That’s a hugely impressive rate of acquisition - if you keep on making and taking chances to use your Spanish, you should have some big wins over the next month or so…
My goodness - lesson 10 was difficult. You raced through the new stuff just before going back to the level 1 revision. Phew.
The pain will be worth it, I promise…
So, last night I completed Level 2 Challenge 15 - funny thing is, the challenges where you give a warning that it is particularly intense are often the ones I find most straight forward, almost relaxing!

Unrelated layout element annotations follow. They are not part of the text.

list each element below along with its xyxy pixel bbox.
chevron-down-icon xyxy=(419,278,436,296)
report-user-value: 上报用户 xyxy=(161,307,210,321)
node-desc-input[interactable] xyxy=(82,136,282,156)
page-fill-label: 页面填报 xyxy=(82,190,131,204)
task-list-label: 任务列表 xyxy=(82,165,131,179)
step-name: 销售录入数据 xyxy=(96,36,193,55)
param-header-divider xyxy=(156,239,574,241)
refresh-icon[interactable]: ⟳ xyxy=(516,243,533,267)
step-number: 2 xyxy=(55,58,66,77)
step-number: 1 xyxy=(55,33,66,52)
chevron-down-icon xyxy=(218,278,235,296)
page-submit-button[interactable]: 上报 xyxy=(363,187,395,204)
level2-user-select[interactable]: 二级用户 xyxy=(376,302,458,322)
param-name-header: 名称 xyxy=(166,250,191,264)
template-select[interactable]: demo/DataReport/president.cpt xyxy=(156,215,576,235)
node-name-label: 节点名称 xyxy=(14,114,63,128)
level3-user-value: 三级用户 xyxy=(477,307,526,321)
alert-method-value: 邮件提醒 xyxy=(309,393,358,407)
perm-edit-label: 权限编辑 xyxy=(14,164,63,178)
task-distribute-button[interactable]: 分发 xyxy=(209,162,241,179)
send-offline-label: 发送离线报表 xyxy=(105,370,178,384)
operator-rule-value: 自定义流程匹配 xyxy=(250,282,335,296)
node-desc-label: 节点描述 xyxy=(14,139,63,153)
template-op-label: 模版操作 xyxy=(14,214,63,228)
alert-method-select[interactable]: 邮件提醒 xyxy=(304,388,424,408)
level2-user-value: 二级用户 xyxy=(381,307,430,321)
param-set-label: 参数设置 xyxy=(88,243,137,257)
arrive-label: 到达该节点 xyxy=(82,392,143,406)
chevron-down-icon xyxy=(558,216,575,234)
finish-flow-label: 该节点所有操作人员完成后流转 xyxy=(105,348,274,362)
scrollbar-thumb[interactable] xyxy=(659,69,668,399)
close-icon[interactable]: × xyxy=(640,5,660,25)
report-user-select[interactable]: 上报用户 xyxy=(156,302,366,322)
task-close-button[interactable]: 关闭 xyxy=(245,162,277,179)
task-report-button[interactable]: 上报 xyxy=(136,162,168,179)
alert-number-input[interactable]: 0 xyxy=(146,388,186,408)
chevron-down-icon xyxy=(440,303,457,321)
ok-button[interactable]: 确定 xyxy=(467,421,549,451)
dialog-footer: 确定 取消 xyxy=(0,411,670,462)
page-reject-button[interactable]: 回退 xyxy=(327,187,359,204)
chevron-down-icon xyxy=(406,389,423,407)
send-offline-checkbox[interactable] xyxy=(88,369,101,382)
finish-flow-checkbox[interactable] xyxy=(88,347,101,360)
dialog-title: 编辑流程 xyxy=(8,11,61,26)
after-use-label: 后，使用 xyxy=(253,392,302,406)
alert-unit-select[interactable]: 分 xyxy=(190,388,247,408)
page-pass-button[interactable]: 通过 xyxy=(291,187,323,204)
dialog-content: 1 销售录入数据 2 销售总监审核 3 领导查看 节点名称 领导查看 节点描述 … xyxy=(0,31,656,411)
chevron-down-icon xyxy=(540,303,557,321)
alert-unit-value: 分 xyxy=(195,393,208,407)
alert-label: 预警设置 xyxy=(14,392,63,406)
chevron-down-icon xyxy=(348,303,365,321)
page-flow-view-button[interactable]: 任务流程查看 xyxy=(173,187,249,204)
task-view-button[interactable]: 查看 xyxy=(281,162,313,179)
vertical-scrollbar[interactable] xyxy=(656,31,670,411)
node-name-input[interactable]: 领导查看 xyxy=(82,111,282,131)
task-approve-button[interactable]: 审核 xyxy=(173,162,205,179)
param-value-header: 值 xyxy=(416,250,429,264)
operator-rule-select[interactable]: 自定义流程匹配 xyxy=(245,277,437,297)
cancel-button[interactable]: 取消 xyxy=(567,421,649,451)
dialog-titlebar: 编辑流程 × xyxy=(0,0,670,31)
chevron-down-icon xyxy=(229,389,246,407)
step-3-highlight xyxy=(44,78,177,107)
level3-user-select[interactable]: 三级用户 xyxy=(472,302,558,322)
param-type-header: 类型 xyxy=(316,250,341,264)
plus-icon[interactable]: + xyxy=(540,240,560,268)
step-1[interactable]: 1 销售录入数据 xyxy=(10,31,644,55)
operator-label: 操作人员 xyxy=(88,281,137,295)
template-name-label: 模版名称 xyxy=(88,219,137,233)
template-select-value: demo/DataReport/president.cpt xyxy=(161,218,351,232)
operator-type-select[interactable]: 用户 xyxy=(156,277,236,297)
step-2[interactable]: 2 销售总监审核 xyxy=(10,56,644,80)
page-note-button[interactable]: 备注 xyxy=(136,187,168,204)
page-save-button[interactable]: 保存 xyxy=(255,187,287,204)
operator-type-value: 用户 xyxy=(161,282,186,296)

It did prompt me to finally share a bit of constructive criticism I have though. During the session you highlighted that “esso” might sometimes be “essa” - possibly the first time this is highlighted explicitly. For a while I have been considering pointing out the lack of attention paid in the course to grammatical gender in Spanish. I’m fine with it not being explained in such terms (I can appreciate how the terminology can make people panic, and apart from convention I don’t think using the term gender does anyone any favours), but there is no attention drawn to the fact that a woman should be changing adjectives like “contento” to “contenta” when talking about herself. Even Rosa doesn’t consistently use the gender appropriate forms (I imagine she is reading from a script?).
As a male, talking about myself based on the modelled language hasn’t been a problem, but there is also very little context to tell the learner they should modify adjectives depending on who they are speaking to - which maybe could be embarrassing to either the learner or the conversation partner.
Perhaps if the lessons get updated at some point, or if you add other languages with gender distinctions, these things could be done a bit differently?
Oh, that sounds like a misunderstanding… thanks for the heads-up. We’ve been having an interesting time trying to solve gender differences in our course creation tool - haven’t quite finished solving some of the trickier issues, but at some point when we have, we’ll certainly want to do some fine-tuning with the existing Spanish stuff…
Just had a random online chat in Spanish :). It probably seemed a bit weird from the other end because I couldn’t remember the keyboard combinations for the various accents etc. (I used to know where they were, but muscle memory goes to umläute now), but it made me proud (or should I say, orgulloso) :).
Tomorrow I’m moving on to challenge 20…
Enhorabuena,
Graçias
I must say, I think @aran is pushing the limits of confidence in teaching us how to demand our money back ;). Not that I could ask… I kept messing up the ending of one of the words in that phrase. I’m sure it will sink in over night though.